Das Aussehen war insofern bekannt, als dass auf vielen zeitgenössischen Illustrationen der unterschiedlichsten Art, besonders auch auf Siegeln der Hansestädte Darstellungen von Koggen zu finden sind, nur was die Konstruktion, die genaue Bauweise betraf, tappte man im Dunkeln.

Paul Heinsius schrieb 1956 hierzu das erste Standardwerk: "Das Schiff der hansischen Frühzeit", Prof. Th.
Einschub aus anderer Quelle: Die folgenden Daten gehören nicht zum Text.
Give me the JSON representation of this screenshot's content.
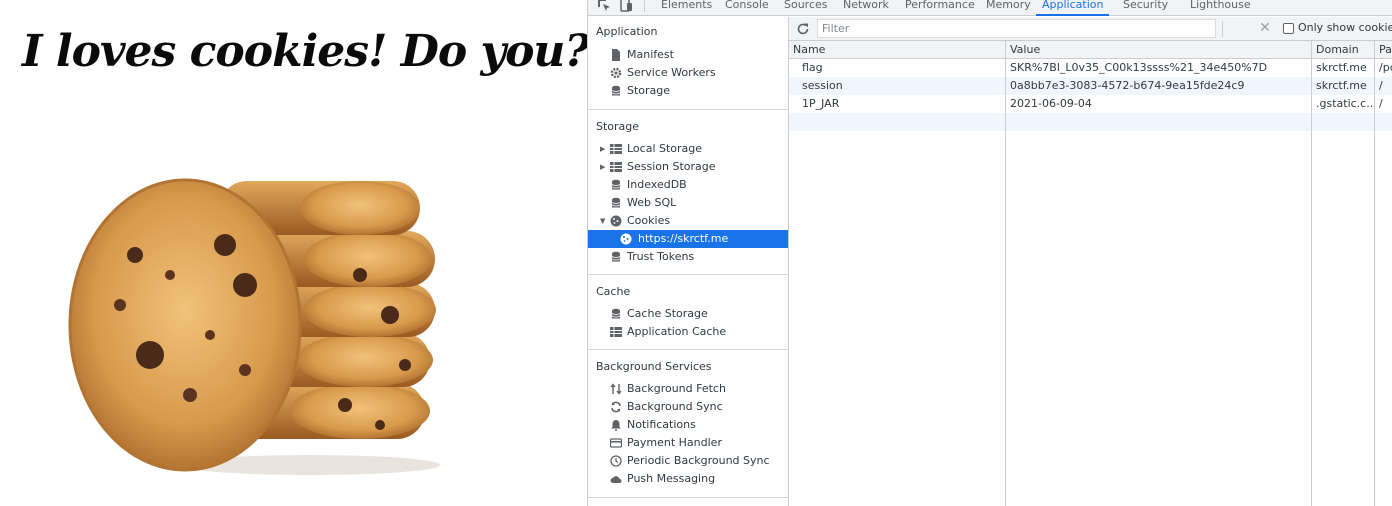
{
  "page": {
    "heading": "I loves cookies! Do you?"
  },
  "devtools": {
    "tabs": [
      "Elements",
      "Console",
      "Sources",
      "Network",
      "Performance",
      "Memory",
      "Application",
      "Security",
      "Lighthouse"
    ],
    "active_tab": "Application",
    "sidebar": {
      "application": {
        "title": "Application",
        "items": [
          {
            "label": "Manifest",
            "icon": "document-icon"
          },
          {
            "label": "Service Workers",
            "icon": "gear-icon"
          },
          {
            "label": "Storage",
            "icon": "database-icon"
          }
        ]
      },
      "storage": {
        "title": "Storage",
        "items": [
          {
            "label": "Local Storage",
            "icon": "grid-icon"
          },
          {
            "label": "Session Storage",
            "icon": "grid-icon"
          },
          {
            "label": "IndexedDB",
            "icon": "database-icon"
          },
          {
            "label": "Web SQL",
            "icon": "database-icon"
          },
          {
            "label": "Cookies",
            "icon": "cookie-icon"
          },
          {
            "label": "https://skrctf.me",
            "icon": "cookie-icon"
          },
          {
            "label": "Trust Tokens",
            "icon": "database-icon"
          }
        ]
      },
      "cache": {
        "title": "Cache",
        "items": [
          {
            "label": "Cache Storage",
            "icon": "database-icon"
          },
          {
            "label": "Application Cache",
            "icon": "grid-icon"
          }
        ]
      },
      "background_services": {
        "title": "Background Services",
        "items": [
          {
            "label": "Background Fetch",
            "icon": "arrows-icon"
          },
          {
            "label": "Background Sync",
            "icon": "sync-icon"
          },
          {
            "label": "Notifications",
            "icon": "bell-icon"
          },
          {
            "label": "Payment Handler",
            "icon": "card-icon"
          },
          {
            "label": "Periodic Background Sync",
            "icon": "clock-icon"
          },
          {
            "label": "Push Messaging",
            "icon": "cloud-icon"
          }
        ]
      }
    },
    "toolbar": {
      "filter_placeholder": "Filter",
      "only_issues_label": "Only show cookies w"
    },
    "cookie_table": {
      "columns": [
        "Name",
        "Value",
        "Domain",
        "Pat"
      ],
      "rows": [
        {
          "name": "flag",
          "value": "SKR%7Bl_L0v35_C00k13ssss%21_34e450%7D",
          "domain": "skrctf.me",
          "path": "/pc"
        },
        {
          "name": "session",
          "value": "0a8bb7e3-3083-4572-b674-9ea15fde24c9",
          "domain": "skrctf.me",
          "path": "/"
        },
        {
          "name": "1P_JAR",
          "value": "2021-06-09-04",
          "domain": ".gstatic.c...",
          "path": "/"
        }
      ]
    },
    "colors": {
      "accent": "#1a73e8",
      "selected_row": "#1a73e8",
      "alt_row": "#f0f6fe"
    }
  }
}
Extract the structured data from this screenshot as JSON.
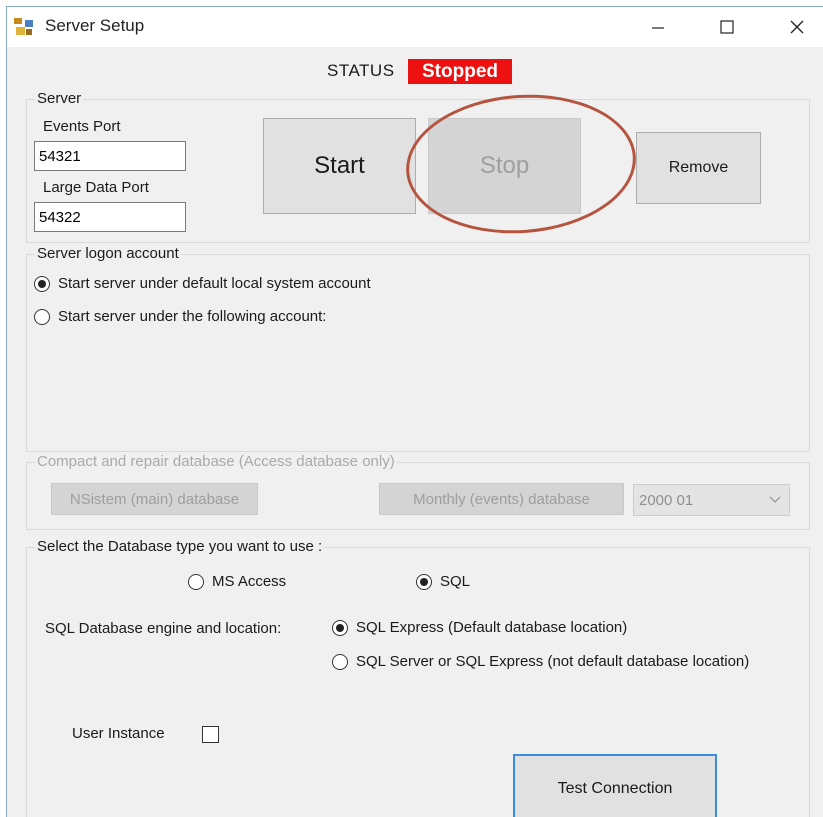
{
  "window": {
    "title": "Server Setup"
  },
  "title_controls": {
    "minimize_icon": "minimize-icon",
    "maximize_icon": "maximize-icon",
    "close_icon": "close-icon"
  },
  "status": {
    "label": "STATUS",
    "value": "Stopped",
    "color": "#ee1111"
  },
  "server": {
    "group_label": "Server",
    "events_port_label": "Events Port",
    "events_port_value": "54321",
    "large_data_port_label": "Large Data Port",
    "large_data_port_value": "54322",
    "start_label": "Start",
    "stop_label": "Stop",
    "remove_label": "Remove"
  },
  "logon": {
    "group_label": "Server logon account",
    "option_default": "Start server under default local system account",
    "option_following": "Start server under the following account:"
  },
  "compact": {
    "group_label": "Compact and repair database (Access database only)",
    "main_db_label": "NSistem (main) database",
    "monthly_db_label": "Monthly (events) database",
    "month_selected": "2000 01"
  },
  "database": {
    "group_label": "Select the Database type you want to use :",
    "ms_access_label": "MS Access",
    "sql_label": "SQL",
    "engine_label": "SQL Database engine and location:",
    "sql_express_label": "SQL Express (Default database location)",
    "sql_server_label": "SQL Server or SQL Express (not default database location)",
    "user_instance_label": "User Instance",
    "test_connection_label": "Test Connection"
  },
  "colors": {
    "accent": "#3b8be0",
    "highlight_ellipse": "#b5553f"
  }
}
Macklin baute ein erstes Rekonstruktionsmodell für das Museum für Meereskunde in Berlin und fertigte 1950 eine neue Rekonstruktionszeichnung an mit einer anderen Raumaufteilung.

1962 publizierte W. Hinderer in der Zeitschrift "Der Mechanikus" ebenfalls eine Koggenrekonstruktion und von Björn Landström erschien in seinem Buch "Das Schiff" eine perspektivische Darstellung einer Kogge.
 
In den meisten Fällen nahm man für das Aussehen als Vorbild das Siegel der Stadt Elbing von 1350, wahrscheinlich weil hier einzelne Details deutlich zu erkennen sind.

Erst als man 1962 in der Weser das Wrack einer Kogge entdeckte (nach dendrochronologischen Untersuchungen aus dem Jahre 1380), was als archäologischer Jahrhundertfund gilt, in den folgenden Jahrzehnten barg, neu aufbaute und im Ganzen konservierte, wusste man erstmals, wie eine Kogge im Original aussah und wie sie konstruiert war.

Im Deutschen Schifffahrtsmuseum in Bremerhaven begann W. Lahn neben dem Aufbau mit der zeichnerischen Darstellung aller Details dieses einmaligen Fundes. Auf Grund der ersten Publikationen meldeten sich in den 80er Jahren verschiedene Museum, die ein Modell einer Kogge nach den neuen Erkenntnissen haben wollten.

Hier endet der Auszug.